Winn was sitting in his van when he spotted Melissa Israel walking down a Ballard street. Two days earlier, city crews had cleared the tent encampment where she lived beside a BevMo! liquor store.
He introduced himself, bought her some food and asked if she wanted to rent a space in one of his RVs. She accepted, eventually paying $35 a week for the vehicle’s front half.
Winn buys and sells vehicles for a living, as well as driving a tow truck. About two years ago, he and his friends had the idea to fix up RVs and rent them to people in the mountains during ski season. He decided to test the market for homeless people, netting about $2,000 a month in the beginning.

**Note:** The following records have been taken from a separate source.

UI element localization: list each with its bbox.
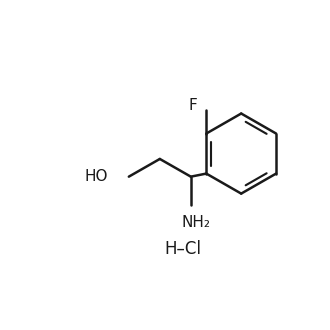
Text: HO: HO bbox=[84, 169, 108, 184]
Text: NH₂: NH₂ bbox=[182, 215, 211, 230]
Text: F: F bbox=[189, 98, 198, 113]
Text: H–Cl: H–Cl bbox=[165, 240, 202, 258]
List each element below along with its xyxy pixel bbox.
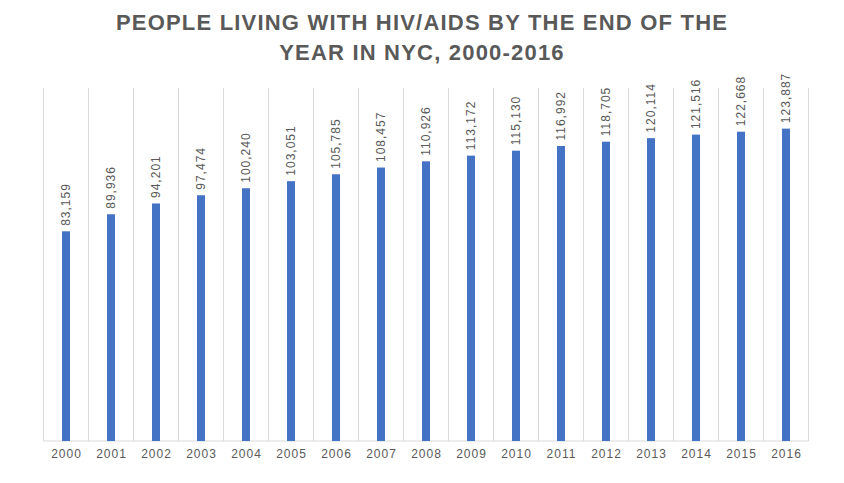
svg-text:2013: 2013 — [636, 447, 667, 461]
svg-text:121,516: 121,516 — [689, 79, 703, 129]
svg-text:2007: 2007 — [366, 447, 397, 461]
svg-text:2005: 2005 — [276, 447, 307, 461]
html-text:PEOPLE LIVING WITH HIV/AIDS BY: PEOPLE LIVING WITH HIV/AIDS BY THE END O… — [115, 10, 729, 65]
svg-text:2015: 2015 — [726, 447, 757, 461]
svg-text:115,130: 115,130 — [509, 96, 523, 146]
svg-text:83,159: 83,159 — [59, 183, 73, 226]
svg-text:2006: 2006 — [321, 447, 352, 461]
svg-text:2012: 2012 — [591, 447, 622, 461]
svg-text:103,051: 103,051 — [284, 125, 298, 175]
svg-text:122,668: 122,668 — [734, 76, 748, 126]
svg-text:113,172: 113,172 — [464, 101, 478, 151]
svg-text:89,936: 89,936 — [104, 166, 118, 209]
svg-text:116,992: 116,992 — [554, 91, 568, 141]
svg-text:105,785: 105,785 — [329, 118, 343, 168]
svg-text:2004: 2004 — [231, 447, 262, 461]
svg-text:118,705: 118,705 — [599, 87, 613, 136]
svg-text:120,114: 120,114 — [644, 83, 658, 133]
svg-text:2003: 2003 — [186, 447, 217, 461]
svg-text:2001: 2001 — [96, 447, 127, 461]
svg-text:2000: 2000 — [51, 447, 82, 461]
svg-text:100,240: 100,240 — [239, 132, 253, 182]
svg-text:2011: 2011 — [547, 447, 577, 461]
svg-text:2010: 2010 — [501, 447, 532, 461]
svg-text:97,474: 97,474 — [194, 147, 208, 190]
svg-text:2009: 2009 — [456, 447, 487, 461]
svg-text:2016: 2016 — [771, 447, 802, 461]
svg-text:2002: 2002 — [141, 447, 172, 461]
svg-text:94,201: 94,201 — [149, 155, 163, 198]
svg-text:123,887: 123,887 — [779, 73, 793, 123]
svg-text:110,926: 110,926 — [419, 106, 433, 156]
svg-text:108,457: 108,457 — [374, 112, 388, 162]
svg-text:2014: 2014 — [681, 447, 712, 461]
svg-text:2008: 2008 — [411, 447, 442, 461]
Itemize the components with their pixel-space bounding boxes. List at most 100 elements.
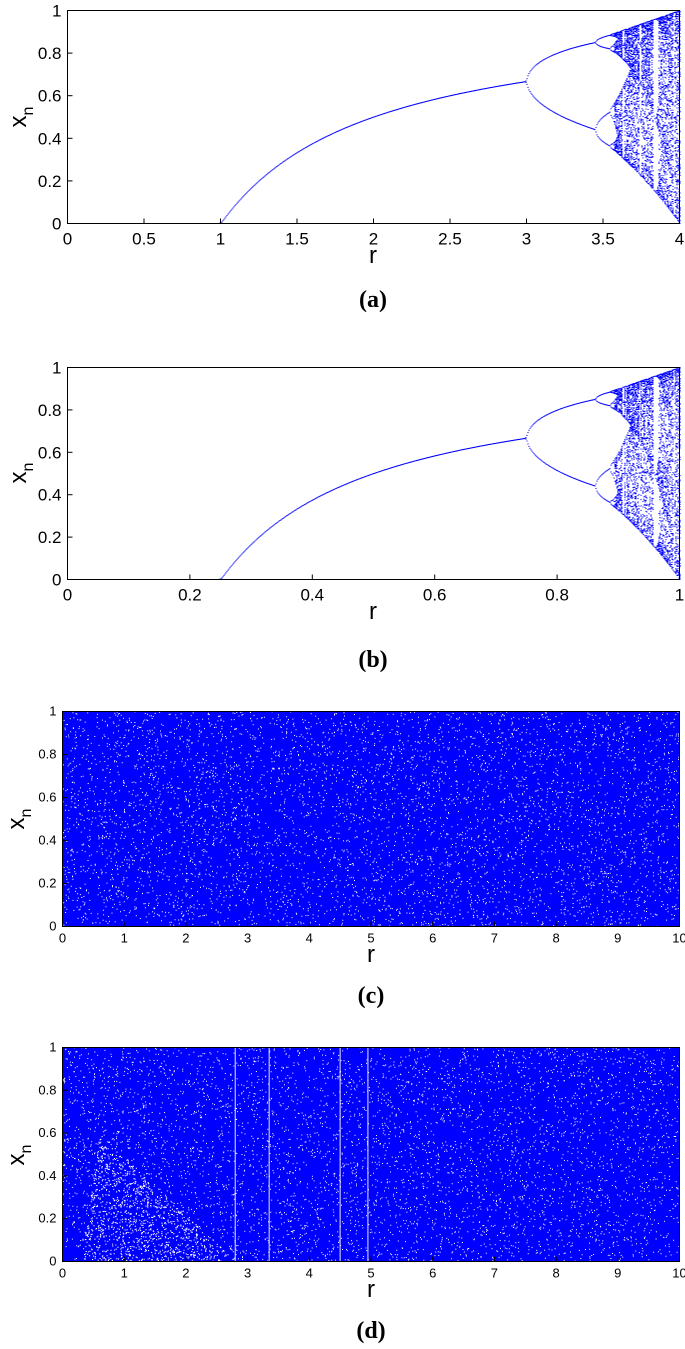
panel-a-y-tick-label: 0.4 [38,129,62,148]
panel-d-x-tick-label: 6 [429,1266,436,1281]
panel-a-x-tick-label: 0 [63,230,72,249]
panel-b-x-tick-label: 0.4 [300,586,324,605]
panel-d-x-tick-label: 2 [182,1266,189,1281]
panel-c-chaotic-points-speckles [62,711,681,927]
panel-b-ylabel-sub: n [20,463,37,472]
panel-d-chaotic-points [62,1047,680,1262]
panel-c-xlabel: r [367,941,375,968]
panel-c-x-tick-label: 10 [672,931,685,946]
panel-a-ylabel: xn [5,107,37,128]
panel-a-x-tick-label: 1.5 [285,230,309,249]
panel-b-y-tick-label: 0.6 [38,443,62,462]
panel-c-x-tick-label: 9 [614,931,621,946]
panel-a-y-tick-label: 0.8 [38,44,62,63]
panel-a-x-tick-label: 3.5 [591,230,615,249]
panel-d-y-tick-label: 0 [49,1254,56,1269]
panel-a-x-tick-label: 2 [369,230,378,249]
panel-b-ylabel: xn [5,463,37,484]
panel-a-ylabel-main: x [5,115,32,127]
panel-a-x-tick-label: 2.5 [438,230,462,249]
panel-c-x-tick-label: 8 [552,931,559,946]
panel-a-ylabel-sub: n [20,107,37,116]
panel-d-y-tick-label: 1 [49,1040,56,1055]
panel-d-y-tick-label: 0.2 [38,1211,56,1226]
panel-d-ylabel-sub: n [18,1145,35,1154]
panel-d-plot-area [62,1047,681,1262]
panel-b-xlabel: r [369,598,377,625]
panel-b-x-tick-label: 0.2 [178,586,202,605]
panel-b-y-tick-label: 0.2 [38,528,62,547]
panel-c-x-tick-label: 5 [367,931,374,946]
panel-b-axes-frame [67,367,680,580]
panel-a-x-ticks: 0 0.5 1 1.5 2 2.5 3 3.5 4 [63,218,684,249]
panel-d-x-tick-label: 0 [59,1266,66,1281]
panel-a-x-tick-label: 0.5 [132,230,156,249]
panel-d-y-tick-label: 0.4 [38,1168,56,1183]
panel-d-x-tick-label: 8 [552,1266,559,1281]
panel-d-y-tick-label: 0.6 [38,1125,56,1140]
panel-a-plot-area [67,10,681,225]
panel-a-caption: (a) [359,287,387,313]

The occupants could move the vehicles every few days so Winn could avoid piling up parking infractions — and maybe help homeless people at the same time, he said.
Though the RV she lived in was “messy, kind of dirty,” Winn was “not unfair,” recalled Israel, 46, who shared the vehicle with a couple for about two weeks.
Winn is “running a business, he’s making money on it,” said Israel, “and we need it.”
But there are opportunities for abuse. Seattle parking-enforcement officer Kelly VanDyke recalled a woman living in someone else’s RV who had an appointment with a case manager about housing. The woman feared the RV owner would take back the vehicle if she left — she didn’t have the keys, and all of her belongings were inside.
“There is a huge power dynamic out there,” VanDyke said.
Payment isn’t always in cash. Sources believe some vehicle occupants are trafficked for sex or to sell drugs.
“It just gets worse with each passing year,” said Dave Bowman, president of Bowman Refrigeration, near the 14th Avenue Northwest Boat Ramp in Ballard where Winn sometimes parked his RV. With RVs come tents, as do “human feces, needles, that kind of thing,” he said.
But many so-called ranchers only own two or three vehicles and aren’t preying on people, said Graham Pruss, who wrote his University of Washington doctoral thesis on vehicular homelessness.
People may live in an RV and use the money they get from renting it out to “develop capital” to get their own apartment, or they store items in their vehicles. Most people Pruss studied allow someone to stay in their car or RV for free in exchange for watching over the vehicle.
Aggressively going after ranchers won’t curb the demand for vehicles, said Pruss, who was homeless as a teenager. “It strips away people’s property and their stability.”
Running out of RVs
By early July, Winn’s supply of RVs was down to three; several had been towed, and he had stopped paying to get them out of the impound lot.
Among his last vehicles was one he had rented to his friend Steve Sande, a crane operator who was gunned down in May inside the RV parked in North Seattle’s Licton Springs neighborhood.
Four men were charged in the killing. Sande was selling drugs out of the motor home, police said, though Winn does not believe it.
Winn said he’s now letting people occupy his RVs for free, including the white Tioga in which Sande was shot.
Under the mayor’s proposal, Winn could still be penalized for allowing people to occupy the RV, even if no one is paying, the mayor’s office said.
People who allow others to live in their vehicles should “feel the same moral imperative to make sure that it is safe, that any landlord feels,” said Tess Colby, the mayor’s senior homelessness adviser.
The city appears committed to its strategy, budgeting $375,000 to dispose of RVs this year, a nearly 58% increase from 2018, and more than $450,000 in 2020.
Toward the end of July, the RV where Sande died was impounded while parked in Ballard. Winn was down to two vehicles.
Among his last tenants was Rodriguez, the former ferry deckhand. Rodriguez had moved out of a shelter and back into Winn’s RV with his girlfriend and four other people, in exchange for working on the vehicle.
Winn, too, is circling back to where he started. He’s moving into his remaining RV because he was kicked out of his Shoreline apartment for parking too many vehicles on the property and, apparently, allowing homeless people to use his shower.
His new gambit is to buy land, somewhere out in the hills, and sell parcels to homeless people in RVs.
“If you can move in an RV and buy a piece of property,” Winn said, “that’s a steppingstone to success.”